The gynopocene age will be forged by the efforts of such heroines of intolerance. The post-tolerance society we will foster will be one unencumbered by the obscurantism of civil mutual respect. Respect needs no emphasis, it is assumed, because so much will have been streamlined down to the essentials, or settled entirely. All but two primary lines of debate will remain to be addressed.
Or I should say two lines on one issue: men. Pleased as men always are to know that the womenfolk are arguing over them, for once it is a necessary matter related to them that cannot be handled carelessly. My foresight is not the sharpest, but broadly, the greatest minds of the Senate of Sisters (or whatever we’ll call it) will break down thus on the issue: gradualism vs. accelerationism.
The gradualist (or liberal) faction would favor a program basically in line with my own in spirit but minimalist in execution.
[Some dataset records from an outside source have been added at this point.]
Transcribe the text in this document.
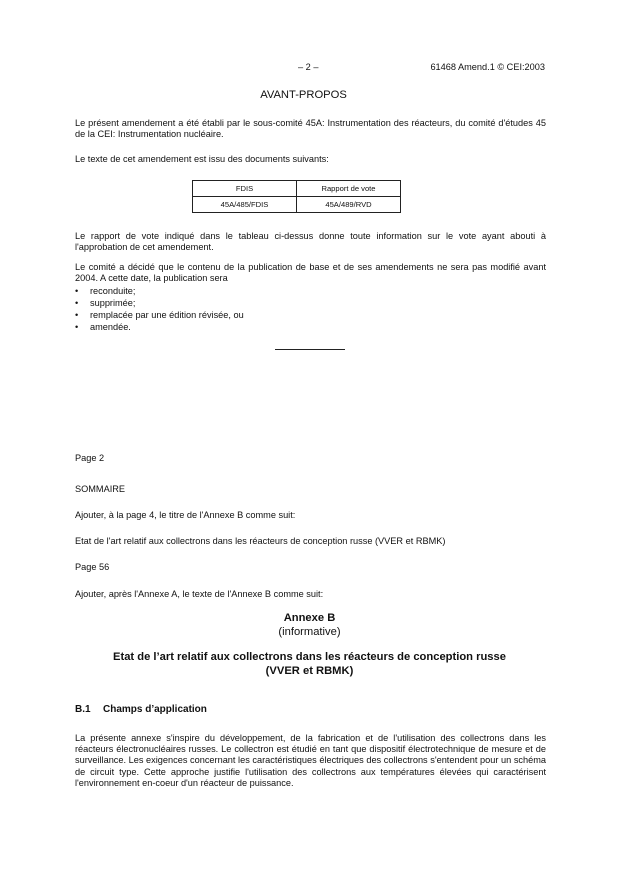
– 2 –	61468 Amend.1 © CEI:2003
AVANT-PROPOS
Le présent amendement a été établi par le sous-comité 45A: Instrumentation des réacteurs, du comité d'études 45 de la CEI: Instrumentation nucléaire.
Le texte de cet amendement est issu des documents suivants:
FDIS	Rapport de vote
45A/485/FDIS	45A/489/RVD
Le rapport de vote indiqué dans le tableau ci-dessus donne toute information sur le vote ayant abouti à l'approbation de cet amendement.
Le comité a décidé que le contenu de la publication de base et de ses amendements ne sera pas modifié avant 2004. A cette date, la publication sera
• reconduite;
• supprimée;
• remplacée par une édition révisée, ou
• amendée.
Page 2
SOMMAIRE
Ajouter, à la page 4, le titre de l'Annexe B comme suit:
Etat de l'art relatif aux collectrons dans les réacteurs de conception russe (VVER et RBMK)
Page 56
Ajouter, après l'Annexe A, le texte de l'Annexe B comme suit:
Annexe B
(informative)
Etat de l’art relatif aux collectrons dans les réacteurs de conception russe
(VVER et RBMK)
B.1 Champs d’application
La présente annexe s'inspire du développement, de la fabrication et de l'utilisation des collectrons dans les réacteurs électronucléaires russes. Le collectron est étudié en tant que dispositif électrotechnique de mesure et de surveillance. Les exigences concernant les caractéristiques électriques des collectrons s'entendent pour un schéma de circuit type. Cette approche justifie l'utilisation des collectrons aux températures élevées qui caractérisent l'environnement en-coeur d'un réacteur de puissance.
They will perhaps favor familial re-allotment, select zones of segregation, and a more nuanced classification of the males between functional and useless. They will find it more prudent and less burdensome to just allow the males to degenerate at their own irreversible pace without our interference or close observation.
The accelerationist (or extremely liberal) faction, on the other hand, will be in favor of the complete and much more vigorous program of male disposal: systematic segregation, compulsory divorce and familial re-allotment, monitored and rigidly classified male communes, monitored reproductive activity, population regulation.
The sisters, make no mistake, will not be above debating; but it is a debate with a clear purpose in mind: disposing of men; or rather, non-women, which is going to happen no matter what we decide. In the gynopocene age, society will reach a point where it is impossible, logically, for a sister to betray the sisterhood. Not that we will be unprepared for certain lapses of judgment: such as when a sister starts to exhibit symptoms that cause her to see the non-women as redeemable. Such a sister will be taken to a convalescence center and given the most attentive care that will cure her delirium and reorient her to the task at hand.
I guess humanism was right about one thing: we really can educate ourselves out of any problem.